I'm not sure I'm any more interested in having multiple dates, but it is notable that this includes multiple formats. I think we need to figure out some better way to handle building these files, especially if I also want to generate WARCs or save more images locally.

Looking at the code I have now there's a lot of repetition and overlap and I'm wondering if I need a larger restructure to really support any complex operation. Yeah. Yeah I do.

Also, I'm still hoping for a way to use GitHub Actions to handle the archive process instead of running things locally.

Let's abstract some stuff into functions and see if we can use Promises differently here.

Also, I have a bunch of transformations being made to the incoming cache object from the contexter plugin, but in retrospect, I don't think that's the right approach. It will make it a lot harder to patch.

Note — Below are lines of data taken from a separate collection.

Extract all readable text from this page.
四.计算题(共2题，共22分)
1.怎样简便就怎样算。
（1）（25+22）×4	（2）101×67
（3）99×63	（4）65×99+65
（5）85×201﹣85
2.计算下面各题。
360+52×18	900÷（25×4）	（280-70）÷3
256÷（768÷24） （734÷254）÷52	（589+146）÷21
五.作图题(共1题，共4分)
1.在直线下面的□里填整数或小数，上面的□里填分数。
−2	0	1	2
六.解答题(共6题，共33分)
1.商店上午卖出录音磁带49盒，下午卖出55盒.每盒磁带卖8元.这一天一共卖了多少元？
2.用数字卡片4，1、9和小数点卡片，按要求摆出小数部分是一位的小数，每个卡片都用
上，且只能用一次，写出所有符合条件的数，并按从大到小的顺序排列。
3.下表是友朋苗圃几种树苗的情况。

These modifications should instead be happening when the data is added to the collection, if possible. Though there are some restrictions for the in-moment replacement process I guess. I'm not sure what is best to move actually now that I think about it. Let's try just getting the new async process working.

Hmm I'm not sure I can. Having to not have async in the compiler is really quite a problem.

Ok, well, I noticed that the local images for cards were not getting passed through and I attempted to get Twitter images working, but they really don't in the way I approached it.

That said, I think my actual Context objects are solid now? I think that the actual Contexter library (not the Eleventy plugin) is solid enough to push out to the NPM library, even if it isn't really out of beta. Let's do that now so that I can merge this working branch into my production blog.

Hmm... looks like there is already a contexter library on NPM so I'll name it something else. We'll be even more specific and call it link-contexter.

Ok, that is set up!

I'm now able to merge this branch of my blog into production!